When I was a little boy, I was afraid of the elderly. I'm not entirely sure why that was, aside from the fact that they creaked and smelled funny.
At night, my dreams often turned to nightmares and I was haunted in my sleep by old people. I suppose "old people" doesn't sound quite politically correct these days, does it? Should I say "age challenged"?
Usually in those dreams, the elderly were silent and menacing, chasing me with a limping gait and outstretched arms, like some Night of the Living Dead zombie.
One dream continues to stand out in my mind quite vividly:
I was in the basement of my aunt's apartment building and over in a corner by the furnace sat an old lady in a wheelchair. She appeared to be dead and was covered with a thin, orange coat of rust.
As I drew near, she began to rise up out of the wheelchair, her limbs groaning like tree branches swaying in a stiff breeze. Then, with dull black eyes, she fixed her gaze on me and slowly advanced.
Being as how it was a dream, I could only run away in that heavy leg-locked slow motion kind of run. My jaws were tight and my words stuck in my throat as I tried to holler: "Jeeeessssuuuuuss Chooooorrrriiiist!"
This variety of bedtime terror remained with me for several years. Why? Perhaps it was those nursery rhymes and fairy tales I was so well-schooled in.
Let's see. There was the OLD woman in the shoe who whipped her kids. Then there was the OLD witch in "Hansel and Gretel" who wanted to bake Hansel in the oven and eat him. Of course, the Wicked Queen in "Snow White" took on the personage of an OLD lady in order to peddle the poison apple.
Yeah. That could have done it.
But in their defense, keep in mind that those old women received no monthly Social Security checks and Medicare didn't pay for their prescriptions. No wonder they were bitchy.
Throughout the 1950s and until 1962 when she passed away at 91, my grandmother was confined to, what we called back then, a rest home. It was actually a renovated two-story house that was operated by my cousin, who was a nurse.
On occasional Sundays, our family would make the 90-minute trip and visit Grandma Potter. She was a frail, tiny woman and in my memories was always wearing a white sweater and sitting in a wheelchair in her room.
She had hearing aids in both ears. To shade her weakening eyes, she wore a visor. This was long before Steve Spurrier made wearing visors fashionable.
Since Grandma could barely see, my dad always announced which of her grandchildren was standing before her. Then she would acknowledge each of us in her thin, barely audible voice and welcome us with a hug from her trembling arms.
I think even back then I was already questioning the futility of life when a person's advanced years had drained them of all but their souls.
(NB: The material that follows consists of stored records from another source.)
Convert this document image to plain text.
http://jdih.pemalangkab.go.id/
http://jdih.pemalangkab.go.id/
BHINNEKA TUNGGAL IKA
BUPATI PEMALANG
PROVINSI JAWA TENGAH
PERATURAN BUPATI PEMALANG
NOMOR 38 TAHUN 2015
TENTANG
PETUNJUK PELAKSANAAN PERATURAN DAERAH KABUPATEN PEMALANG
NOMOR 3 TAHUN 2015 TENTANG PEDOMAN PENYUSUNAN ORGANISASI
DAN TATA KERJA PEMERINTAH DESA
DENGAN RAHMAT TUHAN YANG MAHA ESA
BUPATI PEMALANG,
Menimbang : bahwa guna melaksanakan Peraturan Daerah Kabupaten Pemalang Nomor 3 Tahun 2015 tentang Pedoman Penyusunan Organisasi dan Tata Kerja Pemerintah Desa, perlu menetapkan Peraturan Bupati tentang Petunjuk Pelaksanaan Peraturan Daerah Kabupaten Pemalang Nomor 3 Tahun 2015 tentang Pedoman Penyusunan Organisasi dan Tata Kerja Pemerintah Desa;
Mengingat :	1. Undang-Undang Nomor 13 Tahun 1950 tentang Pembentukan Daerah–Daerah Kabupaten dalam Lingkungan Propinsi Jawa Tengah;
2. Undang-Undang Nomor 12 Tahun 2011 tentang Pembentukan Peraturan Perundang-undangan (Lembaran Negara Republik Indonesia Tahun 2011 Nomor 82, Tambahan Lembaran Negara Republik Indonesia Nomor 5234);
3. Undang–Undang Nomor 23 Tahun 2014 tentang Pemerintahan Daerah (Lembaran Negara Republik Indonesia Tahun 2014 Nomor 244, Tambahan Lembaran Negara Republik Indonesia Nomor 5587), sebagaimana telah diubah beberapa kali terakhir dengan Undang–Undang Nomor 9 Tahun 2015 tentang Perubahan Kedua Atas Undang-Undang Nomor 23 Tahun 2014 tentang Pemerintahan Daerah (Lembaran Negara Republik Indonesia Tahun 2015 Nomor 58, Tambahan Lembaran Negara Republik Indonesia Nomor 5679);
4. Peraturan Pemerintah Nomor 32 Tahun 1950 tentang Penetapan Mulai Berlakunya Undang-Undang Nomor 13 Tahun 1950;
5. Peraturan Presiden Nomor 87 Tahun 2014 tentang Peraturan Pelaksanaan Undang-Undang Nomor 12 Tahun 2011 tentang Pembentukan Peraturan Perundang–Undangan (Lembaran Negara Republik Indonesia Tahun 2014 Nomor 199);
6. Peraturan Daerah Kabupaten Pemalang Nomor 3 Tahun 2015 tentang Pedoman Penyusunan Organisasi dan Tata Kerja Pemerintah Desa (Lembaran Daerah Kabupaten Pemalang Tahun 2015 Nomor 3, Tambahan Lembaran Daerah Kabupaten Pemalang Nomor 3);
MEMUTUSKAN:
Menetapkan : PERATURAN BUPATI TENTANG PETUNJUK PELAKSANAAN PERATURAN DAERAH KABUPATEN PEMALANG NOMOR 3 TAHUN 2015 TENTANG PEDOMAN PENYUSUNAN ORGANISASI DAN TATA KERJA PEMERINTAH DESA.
The fact that this is the only way I remember my grandmother, it must have burnt a lasting and frightful brand into my subconscious.
I can still see those bony arms reaching out for me. If the woman had offered me an apple, I would have freaked out.
Grandma Potter
The Pre-Rest Home Years
She looked harmless enough
The dreams didn't last. They had subsided altogether by the time I hit my teen years and had developed a healthy interest in girls, sports, and beer.
But then, life rears up and hits you square in the face -- not with dreams, but with reality.
You watch your own parents get on in years, slip into ill health, and eventually depart from our world. Along the way, aunts and uncles join them until an entire generation is gone.
Now the old folks are no longer feared. They are lovingly missed.
And who does that leave to take their places? My generation, of course.
So I've analyzed all of this and I've come to a conclusion. I've never really been afraid of old people. It's old age that I've been fearing.
I just hope that I can come to grips with it and when I actually am elderly (and that's not too far down the road) life will be more of a dream than a nightmare.